誤解5:「赤肉・加工肉は少量なら毎日OK」

食事で最も確実に大腸がんのリスクを上げるのが赤肉・加工肉です(https://link.springer.com/article/10.1007/s11357-025-01646-1)。

ステーキなどの赤肉は、食べ過ぎるほど大腸がんのリスクが高まることが知られています。国際的には、赤肉は週に調理後350〜500g程度までが目安とされています。多くても手のひら大のステーキを週2〜3回までが一つの基準です。毎日の習慣にせず、魚や鶏肉、大豆製品と組み合わせること、そして強い焦げや炭化を避けて焼きすぎないことも大切です。
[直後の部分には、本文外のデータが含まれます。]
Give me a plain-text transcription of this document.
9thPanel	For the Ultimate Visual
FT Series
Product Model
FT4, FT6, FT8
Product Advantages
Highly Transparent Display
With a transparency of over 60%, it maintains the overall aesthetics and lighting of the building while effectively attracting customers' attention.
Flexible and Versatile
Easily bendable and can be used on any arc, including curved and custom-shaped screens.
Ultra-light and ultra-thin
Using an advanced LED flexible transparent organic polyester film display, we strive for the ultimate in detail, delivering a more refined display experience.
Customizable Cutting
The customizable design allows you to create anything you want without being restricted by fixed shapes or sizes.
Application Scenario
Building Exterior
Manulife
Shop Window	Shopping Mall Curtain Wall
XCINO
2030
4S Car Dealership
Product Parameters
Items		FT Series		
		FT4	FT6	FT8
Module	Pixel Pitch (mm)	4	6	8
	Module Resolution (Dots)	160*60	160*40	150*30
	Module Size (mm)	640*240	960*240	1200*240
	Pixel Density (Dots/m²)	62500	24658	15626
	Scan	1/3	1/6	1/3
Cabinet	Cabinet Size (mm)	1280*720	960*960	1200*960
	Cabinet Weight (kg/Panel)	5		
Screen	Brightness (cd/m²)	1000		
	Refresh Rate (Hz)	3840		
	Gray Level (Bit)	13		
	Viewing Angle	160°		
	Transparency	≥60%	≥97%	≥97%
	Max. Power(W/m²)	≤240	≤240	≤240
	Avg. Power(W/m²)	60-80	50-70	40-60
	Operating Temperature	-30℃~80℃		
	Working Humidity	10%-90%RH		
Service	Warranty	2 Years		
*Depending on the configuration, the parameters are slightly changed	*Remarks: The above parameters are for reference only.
WHO/IARCの評価では、加工肉は「ヒトに対して発がん性あり(Group1)」と分類されており、大腸がんリスク上昇と関連し、加工肉50g/日でリスクが約18%増と推定されています((Bouvard et al., Lancet Oncol 2015))。もう少し直感的に言うと、ハムやソーセージを毎日50g食べ続けると、リスクが約2割増えるという計算です。

食料品店で真空パッケージされたハムのスライスを手に取る客
写真=iStock.com/sergeyryzhov
※写真はイメージです

定義上の「加工肉」は、保存性や風味を上げる目的で、塩漬け・塩蔵、発色(亜硝酸塩等)、燻製、発酵などの保存・加工をした肉です。

ここで重要なのは、加工肉をたまの嗜好品として扱うのと、日常的に毎日食べるのとでは意味が違う、ということです。現実的には毎日食べず、頻度と量を減らすだけでも、理論上はリスク低下につながります。

加工肉を減らすだけでなく、食物繊維を十分に摂ることも重要です。全粒穀物や野菜、豆類に多い食物繊維の摂取量が多いほど大腸がんリスクは低下する傾向が示されています。目安は1日25~30g程度で、日本人の平均摂取量はこれを下回ります。白米や精製小麦中心の食事を、全粒穀物や豆類に置き換えることが現実的な対策となります。